Compute probabilities, expected value, variance, and standard deviation for continuous and discrete uniform distributions. Visualize the probability density function (PDF), cumulative distribution function (CDF), or probability mass function (PMF) on an interactive canvas.
The uniform distribution is one of the simplest and most fundamental probability distributions in statistics. It models situations where every outcome in a given interval or finite set is equally likely. The uniform distribution comes in two flavors: continuous and discrete.
For a continuous uniform distribution on [a, b]:
f(x) = 1 / (b − a) for a ≤ x ≤ b, and 0 otherwise.
F(x) = (x − a) / (b − a) for a ≤ x ≤ b.
For a discrete uniform distribution on {a, a+1, …, b}:
P(X = k) = 1 / (b − a + 1) for k = a, a+1, …, b.
F(k) = (k − a + 1) / (b − a + 1) for k = a, a+1, …, b.
The continuous uniform distribution is defined over a continuous interval [a, b]. Any real number within the interval is equally likely. The probability density function (PDF) is a constant 1/(b−a), and the cumulative distribution function (CDF) increases linearly from 0 to 1. This distribution is commonly used in random number generation — the standard rand() function in most programming languages produces a continuous uniform distribution on [0, 1].

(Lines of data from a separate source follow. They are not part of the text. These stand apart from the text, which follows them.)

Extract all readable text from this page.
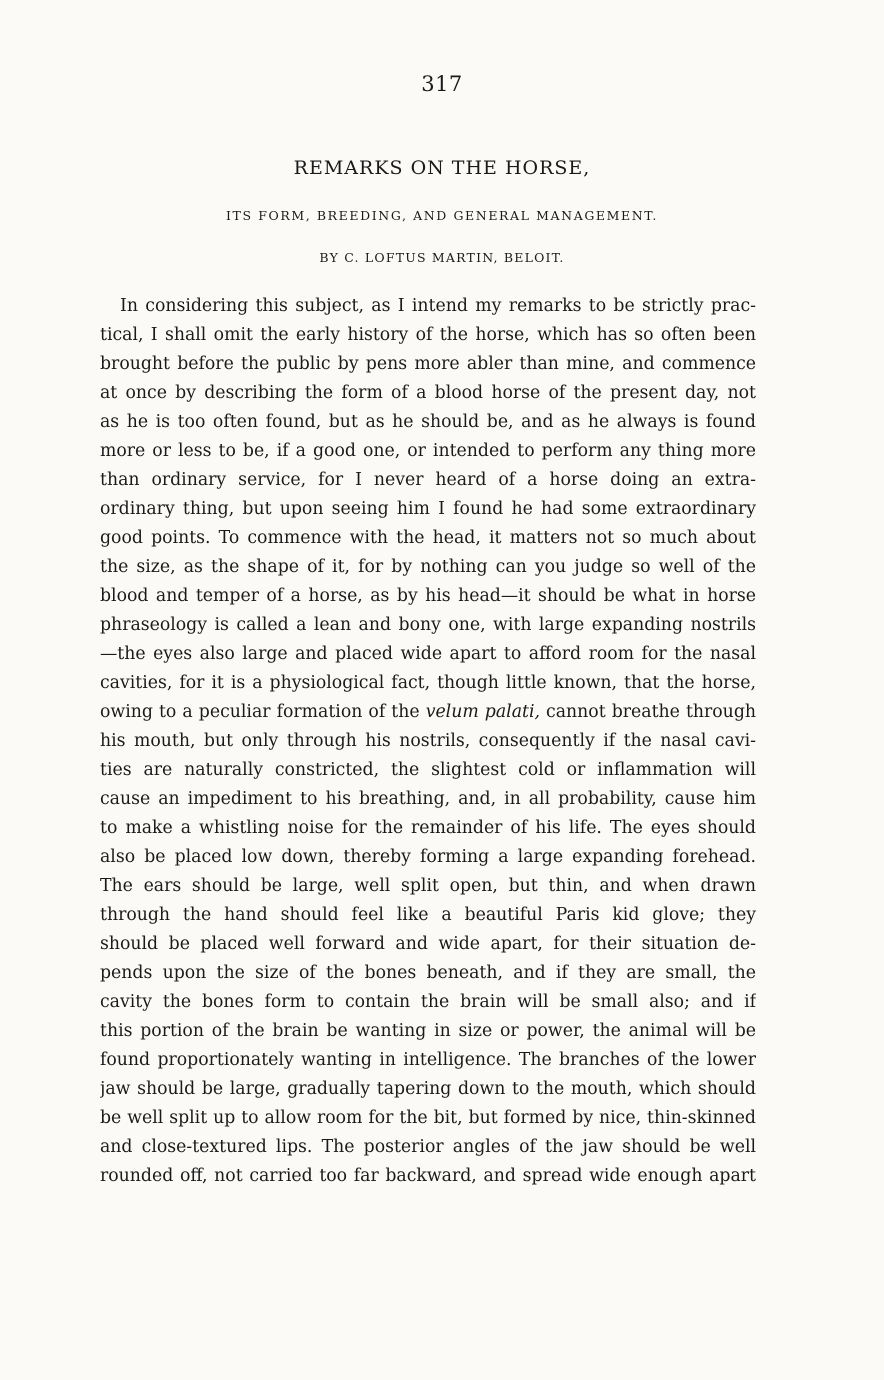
317
REMARKS ON THE HORSE,
ITS FORM, BREEDING, AND GENERAL MANAGEMENT.
BY C. LOFTUS MARTIN, BELOIT.
In considering this subject, as I intend my remarks to be strictly prac-
tical, I shall omit the early history of the horse, which has so often been
brought before the public by pens more abler than mine, and commence
at once by describing the form of a blood horse of the present day, not
as he is too often found, but as he should be, and as he always is found
more or less to be, if a good one, or intended to perform any thing more
than ordinary service, for I never heard of a horse doing an extra-
ordinary thing, but upon seeing him I found he had some extraordinary
good points. To commence with the head, it matters not so much about
the size, as the shape of it, for by nothing can you judge so well of the
blood and temper of a horse, as by his head—it should be what in horse
phraseology is called a lean and bony one, with large expanding nostrils
—the eyes also large and placed wide apart to afford room for the nasal
cavities, for it is a physiological fact, though little known, that the horse,
owing to a peculiar formation of the velum palati, cannot breathe through
his mouth, but only through his nostrils, consequently if the nasal cavi-
ties are naturally constricted, the slightest cold or inflammation will
cause an impediment to his breathing, and, in all probability, cause him
to make a whistling noise for the remainder of his life. The eyes should
also be placed low down, thereby forming a large expanding forehead.
The ears should be large, well split open, but thin, and when drawn
through the hand should feel like a beautiful Paris kid glove; they
should be placed well forward and wide apart, for their situation de-
pends upon the size of the bones beneath, and if they are small, the
cavity the bones form to contain the brain will be small also; and if
this portion of the brain be wanting in size or power, the animal will be
found proportionately wanting in intelligence. The branches of the lower
jaw should be large, gradually tapering down to the mouth, which should
be well split up to allow room for the bit, but formed by nice, thin-skinned
and close-textured lips. The posterior angles of the jaw should be well
rounded off, not carried too far backward, and spread wide enough apart
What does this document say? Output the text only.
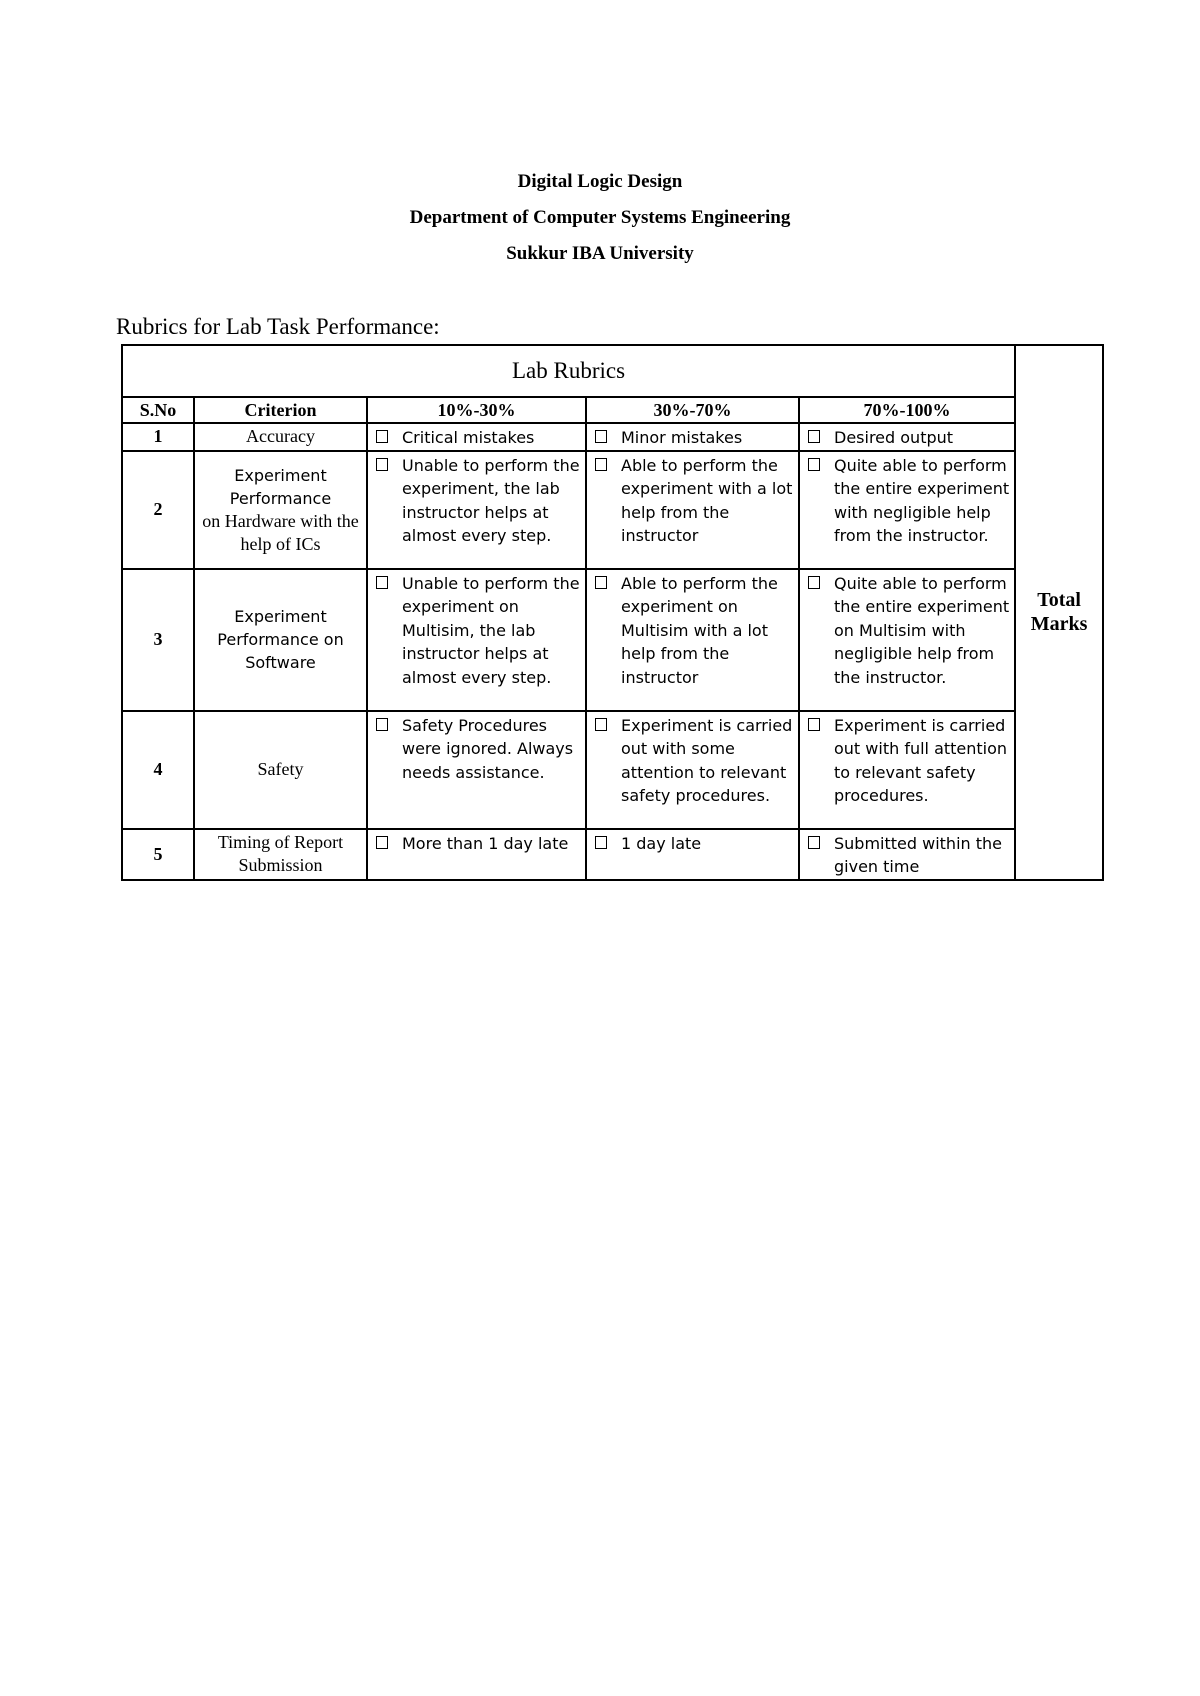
Digital Logic Design
Department of Computer Systems Engineering
Sukkur IBA University
Rubrics for Lab Task Performance:
Lab Rubrics					Total Marks
S.No	Criterion	10%-30%	30%-70%	70%-100%	
1	Accuracy	Critical mistakes	Minor mistakes	Desired output	

2	Experiment Performance
on Hardware with the help of ICs	Unable to perform the experiment, the lab instructor helps at almost every step.	Able to perform the experiment with a lot help from the instructor	Quite able to perform the entire experiment with negligible help from the instructor.	

3	Experiment Performance on Software	Unable to perform the experiment on Multisim, the lab instructor helps at almost every step.	Able to perform the experiment on Multisim with a lot help from the instructor	Quite able to perform the entire experiment on Multisim with negligible help from the instructor.	

4	Safety	Safety Procedures were ignored. Always needs assistance.	Experiment is carried out with some attention to relevant safety procedures.	Experiment is carried out with full attention to relevant safety procedures.	

5	Timing of Report Submission	More than 1 day late	1 day late	Submitted within the given time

The discrete uniform distribution is defined over a finite set of integers {a, a+1, …, b}. Each integer in the set has equal probability 1/(b−a+1). The probability mass function (PMF) is constant, and the CDF is a step function that increases by 1/(b−a+1) at each integer. This distribution models fair dice rolls, random sampling from a finite population, and many other discrete equally-likely scenarios.
Both distributions share the same expected value: (a+b)/2. The variance differs: for continuous it is (b−a)²/12, while for discrete it is ((b−a+1)² − 1)/12. This subtle difference is important to remember when working with real-world data.

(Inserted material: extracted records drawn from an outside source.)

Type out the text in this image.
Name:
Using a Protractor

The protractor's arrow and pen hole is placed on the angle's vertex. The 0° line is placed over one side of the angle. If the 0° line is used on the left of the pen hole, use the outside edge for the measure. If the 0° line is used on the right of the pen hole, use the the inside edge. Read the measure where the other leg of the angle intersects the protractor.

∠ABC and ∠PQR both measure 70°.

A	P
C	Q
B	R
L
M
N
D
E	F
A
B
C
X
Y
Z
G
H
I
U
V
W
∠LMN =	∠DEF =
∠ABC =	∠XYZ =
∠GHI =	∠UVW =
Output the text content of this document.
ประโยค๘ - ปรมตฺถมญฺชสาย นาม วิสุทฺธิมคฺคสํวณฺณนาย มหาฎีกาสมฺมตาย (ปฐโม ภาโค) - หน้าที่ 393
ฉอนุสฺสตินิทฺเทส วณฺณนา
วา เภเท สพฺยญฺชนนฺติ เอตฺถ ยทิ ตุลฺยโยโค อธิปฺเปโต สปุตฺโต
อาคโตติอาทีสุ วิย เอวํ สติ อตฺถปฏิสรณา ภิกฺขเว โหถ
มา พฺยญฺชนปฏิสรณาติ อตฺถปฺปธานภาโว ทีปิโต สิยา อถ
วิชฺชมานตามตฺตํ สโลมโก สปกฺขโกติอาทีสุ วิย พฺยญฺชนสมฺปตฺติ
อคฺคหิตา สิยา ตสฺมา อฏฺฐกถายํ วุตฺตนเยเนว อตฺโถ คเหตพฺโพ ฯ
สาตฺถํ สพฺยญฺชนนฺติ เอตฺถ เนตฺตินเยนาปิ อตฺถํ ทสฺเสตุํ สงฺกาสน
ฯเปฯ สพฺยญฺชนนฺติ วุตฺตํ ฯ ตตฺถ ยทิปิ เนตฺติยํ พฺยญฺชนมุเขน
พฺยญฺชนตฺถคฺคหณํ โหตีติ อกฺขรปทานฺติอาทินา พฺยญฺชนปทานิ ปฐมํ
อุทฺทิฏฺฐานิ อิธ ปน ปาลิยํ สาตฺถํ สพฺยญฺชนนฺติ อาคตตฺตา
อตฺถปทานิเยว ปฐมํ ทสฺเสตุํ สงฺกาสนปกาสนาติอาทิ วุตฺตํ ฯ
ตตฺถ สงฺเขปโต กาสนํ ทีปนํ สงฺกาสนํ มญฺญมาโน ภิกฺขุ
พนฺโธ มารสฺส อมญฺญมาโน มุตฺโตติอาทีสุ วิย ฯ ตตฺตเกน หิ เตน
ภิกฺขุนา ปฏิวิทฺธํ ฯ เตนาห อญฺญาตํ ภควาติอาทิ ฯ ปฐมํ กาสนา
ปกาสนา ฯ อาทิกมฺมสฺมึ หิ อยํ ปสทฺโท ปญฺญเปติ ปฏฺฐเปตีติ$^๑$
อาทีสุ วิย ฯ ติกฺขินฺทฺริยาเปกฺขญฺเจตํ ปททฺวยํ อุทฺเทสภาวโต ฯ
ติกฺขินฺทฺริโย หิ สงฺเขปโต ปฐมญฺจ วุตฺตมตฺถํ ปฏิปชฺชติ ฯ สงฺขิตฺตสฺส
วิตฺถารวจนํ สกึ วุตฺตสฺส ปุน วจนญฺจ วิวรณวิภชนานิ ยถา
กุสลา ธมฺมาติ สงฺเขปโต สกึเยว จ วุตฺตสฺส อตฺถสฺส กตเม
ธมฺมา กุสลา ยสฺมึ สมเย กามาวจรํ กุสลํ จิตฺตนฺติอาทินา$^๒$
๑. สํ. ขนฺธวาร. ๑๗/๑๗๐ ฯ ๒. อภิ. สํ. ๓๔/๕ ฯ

| Property | Continuous Uniform [a, b] | Discrete Uniform {a, a+1, …, b} |
|---|---|---|
| Support | a ≤ x ≤ b | k = a, a+1, …, b |
| PDF / PMF | f(x) = 1/(b−a) | P(X=k) = 1/(b−a+1) |
| CDF | F(x) = (x−a)/(b−a) | F(k) = (k−a+1)/(b−a+1) |
| Expected Value (μ) | (a+b)/2 | (a+b)/2 |
| Variance (σ²) | (b−a)²/12 | ((b−a+1)² − 1)/12 |
| Standard Deviation (σ) | (b−a)/√12 | √(((b−a+1)² − 1)/12) |
| Median | (a+b)/2 | (a+b)/2 |
| Skewness | 0 | 0 |
| Excess Kurtosis | −6/5 | −6/5 · (n²+1)/(n²−1), n = b−a+1 |
A standard six‑sided die is a classic example of a discrete uniform distribution over {1, 2, 3, 4, 5, 6}. Each face has probability 1/6. The expected value is 3.5, variance is 35/12 ≈ 2.9167, and standard deviation ≈ 1.7078. Our calculator can compute these statistics instantly. In quality control, manufacturers use uniform distribution assumptions to test whether dice are "fair" — if the observed frequencies deviate significantly from the uniform PMF, the die may be biased.

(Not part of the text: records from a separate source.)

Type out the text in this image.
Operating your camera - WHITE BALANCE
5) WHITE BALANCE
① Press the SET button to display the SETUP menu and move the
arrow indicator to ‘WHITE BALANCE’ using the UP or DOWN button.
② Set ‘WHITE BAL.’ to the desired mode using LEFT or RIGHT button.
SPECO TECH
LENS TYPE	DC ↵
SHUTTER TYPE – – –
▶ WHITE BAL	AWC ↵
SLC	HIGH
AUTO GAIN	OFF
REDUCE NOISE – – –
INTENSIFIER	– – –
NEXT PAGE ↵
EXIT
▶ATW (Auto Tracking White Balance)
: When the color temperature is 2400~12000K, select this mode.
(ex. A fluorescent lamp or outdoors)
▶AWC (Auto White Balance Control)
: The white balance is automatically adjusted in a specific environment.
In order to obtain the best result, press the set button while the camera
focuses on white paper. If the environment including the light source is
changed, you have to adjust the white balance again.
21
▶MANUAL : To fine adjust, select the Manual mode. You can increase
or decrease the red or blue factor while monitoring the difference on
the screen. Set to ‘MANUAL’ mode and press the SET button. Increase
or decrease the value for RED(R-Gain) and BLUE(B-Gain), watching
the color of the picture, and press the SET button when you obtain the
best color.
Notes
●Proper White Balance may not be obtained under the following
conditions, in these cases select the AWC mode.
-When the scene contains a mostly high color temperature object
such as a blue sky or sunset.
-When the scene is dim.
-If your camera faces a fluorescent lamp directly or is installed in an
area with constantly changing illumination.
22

In simulation, continuous uniform distributions are used to generate random numbers that are then transformed to other distributions (e.g., inverse transform method). The calculator helps visualize how the uniform distribution serves as the foundation for more complex probability models.
The uniform distribution is foundational in statistics for several reasons. First, it is the maximum entropy distribution for a given interval — meaning it represents the state of "maximum ignorance" or "no prior information" about a parameter. This makes it a common choice as a prior distribution in Bayesian statistics (the "uniform prior"). Second, the probability integral transform states that for any continuous random variable X with CDF F, the random variable U = F(X) follows a continuous uniform distribution on [0, 1]. This property is the basis for many simulation and sampling techniques, including the inverse transform method and copula modeling.
In hypothesis testing, the p‑value is uniformly distributed under the null hypothesis, making the uniform distribution central to the interpretation of statistical significance. Understanding the uniform distribution is thus essential for anyone working with data, from students to seasoned researchers.
While the uniform distribution itself is simple, it plays a starring role in the Central Limit Theorem (CLT). The CLT states that the sum of independent, identically distributed random variables (with finite variance) tends toward a normal distribution. When the variables are uniformly distributed, the convergence is particularly easy to observe. In fact, the sum of two independent uniform(0,1) variables has a triangular distribution, and the sum of three has a distribution that is already quite close to normal. This makes the uniform distribution an excellent teaching tool for demonstrating the CLT in action.